The following are selected articles authored or co-authored by Charlotte Lozier Institute staff on issues involving gene editing.
To view as PDF, please see: Gene Editing: Charlotte Lozier Institute Articles and Op-Eds
David Prentice, Ph.D. | June 26, 2015.
Dr. David A. Prentice, Ph.D. of the Charlotte Lozier Institute has created a series of visual primers describing the various techniques for genetic manipulation of human embryos. The diagrams illustrate the methods of Ooplasm Transfer, Maternal Spindle Transfer, Pro-Nuclear Transfer, Embryo Cell Nuclear Transfer, Mitochondria DNA Genetic Modification, and Nuclear DNA Genetic Modification. While proponents all claim that these genetic modifications are for treating disease, they are, in fact, all aimed at creating new, genetically-modified children whom they hope will not have disease. These proposals also all involve “germline” or “inheritable” genetic modification, i.e., the genetic changes will affect not only the individual, but can be passed down to future generations.

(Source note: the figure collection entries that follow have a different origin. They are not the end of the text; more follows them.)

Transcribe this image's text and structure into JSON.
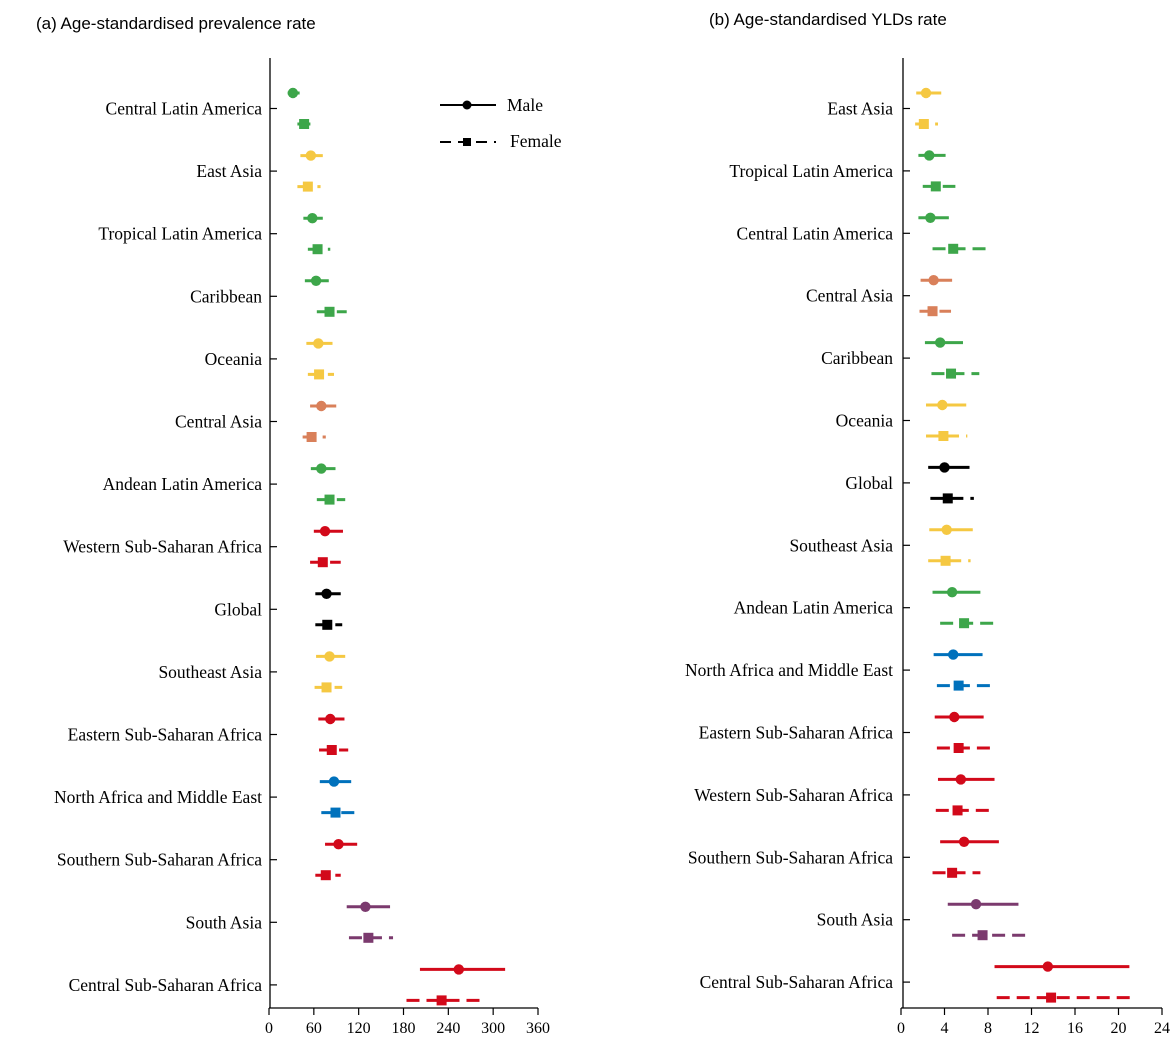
{
  "chart_data": [
    {
      "type": "forest",
      "title": "(a)  Age-standardised prevalence rate",
      "xlim": [
        0,
        360
      ],
      "xticks": [
        0,
        60,
        120,
        180,
        240,
        300,
        360
      ],
      "legend": {
        "placement": "top-right",
        "entries": [
          {
            "label": "Male",
            "line": "solid",
            "marker": "circle"
          },
          {
            "label": "Female",
            "line": "dashed",
            "marker": "square"
          }
        ]
      },
      "regions": [
        {
          "name": "Central Latin America",
          "color": "#3da64a",
          "male": {
            "est": 32,
            "lo": 25,
            "hi": 41
          },
          "female": {
            "est": 47,
            "lo": 38,
            "hi": 64
          }
        },
        {
          "name": "East Asia",
          "color": "#f5c842",
          "male": {
            "est": 56,
            "lo": 42,
            "hi": 72
          },
          "female": {
            "est": 52,
            "lo": 38,
            "hi": 69
          }
        },
        {
          "name": "Tropical Latin America",
          "color": "#3da64a",
          "male": {
            "est": 58,
            "lo": 46,
            "hi": 72
          },
          "female": {
            "est": 65,
            "lo": 52,
            "hi": 82
          }
        },
        {
          "name": "Caribbean",
          "color": "#3da64a",
          "male": {
            "est": 63,
            "lo": 48,
            "hi": 80
          },
          "female": {
            "est": 81,
            "lo": 64,
            "hi": 104
          }
        },
        {
          "name": "Oceania",
          "color": "#f5c842",
          "male": {
            "est": 66,
            "lo": 50,
            "hi": 85
          },
          "female": {
            "est": 67,
            "lo": 52,
            "hi": 87
          }
        },
        {
          "name": "Central Asia",
          "color": "#d9805a",
          "male": {
            "est": 70,
            "lo": 55,
            "hi": 90
          },
          "female": {
            "est": 57,
            "lo": 45,
            "hi": 76
          }
        },
        {
          "name": "Andean Latin America",
          "color": "#3da64a",
          "male": {
            "est": 70,
            "lo": 56,
            "hi": 89
          },
          "female": {
            "est": 81,
            "lo": 64,
            "hi": 102
          }
        },
        {
          "name": "Western Sub-Saharan Africa",
          "color": "#d2091a",
          "male": {
            "est": 75,
            "lo": 60,
            "hi": 99
          },
          "female": {
            "est": 72,
            "lo": 55,
            "hi": 96
          }
        },
        {
          "name": "Global",
          "color": "#000000",
          "male": {
            "est": 77,
            "lo": 62,
            "hi": 96
          },
          "female": {
            "est": 78,
            "lo": 62,
            "hi": 98
          }
        },
        {
          "name": "Southeast Asia",
          "color": "#f5c842",
          "male": {
            "est": 81,
            "lo": 63,
            "hi": 102
          },
          "female": {
            "est": 77,
            "lo": 61,
            "hi": 98
          }
        },
        {
          "name": "Eastern Sub-Saharan Africa",
          "color": "#d2091a",
          "male": {
            "est": 82,
            "lo": 66,
            "hi": 101
          },
          "female": {
            "est": 84,
            "lo": 67,
            "hi": 106
          }
        },
        {
          "name": "North Africa and Middle East",
          "color": "#0071bc",
          "male": {
            "est": 87,
            "lo": 68,
            "hi": 110
          },
          "female": {
            "est": 89,
            "lo": 70,
            "hi": 115
          }
        },
        {
          "name": "Southern Sub-Saharan Africa",
          "color": "#d2091a",
          "male": {
            "est": 93,
            "lo": 75,
            "hi": 118
          },
          "female": {
            "est": 76,
            "lo": 62,
            "hi": 96
          }
        },
        {
          "name": "South Asia",
          "color": "#7b3a6e",
          "male": {
            "est": 129,
            "lo": 104,
            "hi": 162
          },
          "female": {
            "est": 133,
            "lo": 107,
            "hi": 166
          }
        },
        {
          "name": "Central Sub-Saharan Africa",
          "color": "#d2091a",
          "male": {
            "est": 254,
            "lo": 202,
            "hi": 316
          },
          "female": {
            "est": 231,
            "lo": 184,
            "hi": 285
          }
        }
      ]
    },
    {
      "type": "forest",
      "title": "(b)  Age-standardised YLDs rate",
      "xlim": [
        0,
        24
      ],
      "xticks": [
        0,
        4,
        8,
        12,
        16,
        20,
        24
      ],
      "regions": [
        {
          "name": "East Asia",
          "color": "#f5c842",
          "male": {
            "est": 2.3,
            "lo": 1.4,
            "hi": 3.7
          },
          "female": {
            "est": 2.1,
            "lo": 1.3,
            "hi": 3.4
          }
        },
        {
          "name": "Tropical Latin America",
          "color": "#3da64a",
          "male": {
            "est": 2.6,
            "lo": 1.6,
            "hi": 4.1
          },
          "female": {
            "est": 3.2,
            "lo": 2.0,
            "hi": 5.0
          }
        },
        {
          "name": "Central Latin America",
          "color": "#3da64a",
          "male": {
            "est": 2.7,
            "lo": 1.6,
            "hi": 4.4
          },
          "female": {
            "est": 4.8,
            "lo": 2.9,
            "hi": 7.8
          }
        },
        {
          "name": "Central Asia",
          "color": "#d9805a",
          "male": {
            "est": 3.0,
            "lo": 1.8,
            "hi": 4.7
          },
          "female": {
            "est": 2.9,
            "lo": 1.7,
            "hi": 4.6
          }
        },
        {
          "name": "Caribbean",
          "color": "#3da64a",
          "male": {
            "est": 3.6,
            "lo": 2.2,
            "hi": 5.7
          },
          "female": {
            "est": 4.6,
            "lo": 2.8,
            "hi": 7.2
          }
        },
        {
          "name": "Oceania",
          "color": "#f5c842",
          "male": {
            "est": 3.8,
            "lo": 2.3,
            "hi": 6.0
          },
          "female": {
            "est": 3.9,
            "lo": 2.3,
            "hi": 6.1
          }
        },
        {
          "name": "Global",
          "color": "#000000",
          "male": {
            "est": 4.0,
            "lo": 2.5,
            "hi": 6.3
          },
          "female": {
            "est": 4.3,
            "lo": 2.7,
            "hi": 6.7
          }
        },
        {
          "name": "Southeast Asia",
          "color": "#f5c842",
          "male": {
            "est": 4.2,
            "lo": 2.6,
            "hi": 6.6
          },
          "female": {
            "est": 4.1,
            "lo": 2.5,
            "hi": 6.4
          }
        },
        {
          "name": "Andean Latin America",
          "color": "#3da64a",
          "male": {
            "est": 4.7,
            "lo": 2.9,
            "hi": 7.3
          },
          "female": {
            "est": 5.8,
            "lo": 3.6,
            "hi": 9.0
          }
        },
        {
          "name": "North Africa and Middle East",
          "color": "#0071bc",
          "male": {
            "est": 4.8,
            "lo": 3.0,
            "hi": 7.5
          },
          "female": {
            "est": 5.3,
            "lo": 3.3,
            "hi": 8.2
          }
        },
        {
          "name": "Eastern Sub-Saharan Africa",
          "color": "#d2091a",
          "male": {
            "est": 4.9,
            "lo": 3.1,
            "hi": 7.6
          },
          "female": {
            "est": 5.3,
            "lo": 3.3,
            "hi": 8.2
          }
        },
        {
          "name": "Western Sub-Saharan Africa",
          "color": "#d2091a",
          "male": {
            "est": 5.5,
            "lo": 3.4,
            "hi": 8.6
          },
          "female": {
            "est": 5.2,
            "lo": 3.2,
            "hi": 8.1
          }
        },
        {
          "name": "Southern Sub-Saharan Africa",
          "color": "#d2091a",
          "male": {
            "est": 5.8,
            "lo": 3.6,
            "hi": 9.0
          },
          "female": {
            "est": 4.7,
            "lo": 2.9,
            "hi": 7.3
          }
        },
        {
          "name": "South Asia",
          "color": "#7b3a6e",
          "male": {
            "est": 6.9,
            "lo": 4.3,
            "hi": 10.8
          },
          "female": {
            "est": 7.5,
            "lo": 4.7,
            "hi": 11.6
          }
        },
        {
          "name": "Central Sub-Saharan Africa",
          "color": "#d2091a",
          "male": {
            "est": 13.5,
            "lo": 8.6,
            "hi": 21.0
          },
          "female": {
            "est": 13.8,
            "lo": 8.8,
            "hi": 21.2
          }
        }
      ]
    }
  ]
}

David A. Prentice, Ph.D. | December 17, 2015
The genetic manipulation of human embryos is not on the horizon of science, it’s here. Rushing headlong into the laboratory-manufacturing of human beings without thoughtful consideration of safety, ethics, alternatives, and public dialogue would be a dangerous path for humanity. Fortunately, Congress has called for a “pause” to allow time and space for this consideration through a provision, authored by Rep. Robert Aderholt (R-AL), in the 2015-2016 Omnibus funding bill. The language effectively blocks the Food and Drug Administration (FDA) from approving research involving the genetic manipulation of human embryos. Federal funding for research which creates and destroys human embryos is already prohibited by the Dickey-Wicker Amendment (1996); the language of the Aderholt amendment now prohibits the FDA from approving the creation or use of genetically-manipulated embryos in a clinical setting. Neither of these provisions hinders genetic therapies or trials for born individuals, allowing necessary research for authentic treatment to continue unabated.
Rep. Michael Burgess, M.D. and David A. Prentice, Ph.D. | December 28, 2016
Genetic engineering experiments on human embryos have been attempted in laboratories in China and the U.K. and one three-parent baby has been born in Mexico while others are gestating now. Genetic engineering of embryos supposedly would be done to “prevent” an individual from carrying a genetic mutation, but in reality, these experiments treat no one and instead create new genetically manipulated human beings with hopes that they are free of disease. The genetic changes also affect not just the manipulated individual, but the mutations could be passed down through the germline to future generations with unknown implications for everyone. With protective language approved by Congress, the FDA is prohibited from approving genetic experiments on human embryos, though there is no hindrance given to genetic therapies or clinical trials for born individuals, which have had some success. It is important that thoughtful consideration be given to the applications of genetic editing, the potential benefits as well as the negatives, how this might be applied and who might be the research subjects. It is critical that Congress hears from issue experts and stakeholders when forming policy, and for policy about human genetics and the future of the human race, we’re all stakeholders.
Genevieve Plaster, M.A. | February 29, 2016
The recently discovered gene editing technique, CRISPR–Cas9, allows scientists to “cut and paste” DNA at a specific site with more precision than ever before. As debate continues over this technology’s use – not for its potential therapeutic use on born individuals with severe diseases but for its use on human embryos – Nature journal published an article which gives voice to important personal and societal concerns which must be considered. In “Should you edit your child’s genes?” author Erika Check Hayden takes a refreshingly humane approach to this issue by asking people with disabilities what they think of the real-life prospect of “editing out” genes responsible for a disability before a person is even born. The article also considers the lack of consent of the young life being editing as well as the consent of his or her future children who will be affected. Lastly, it considers the impact of this technology on persons with disabilities, their happiness, as well as society as a whole if these disabilities and persons are erased.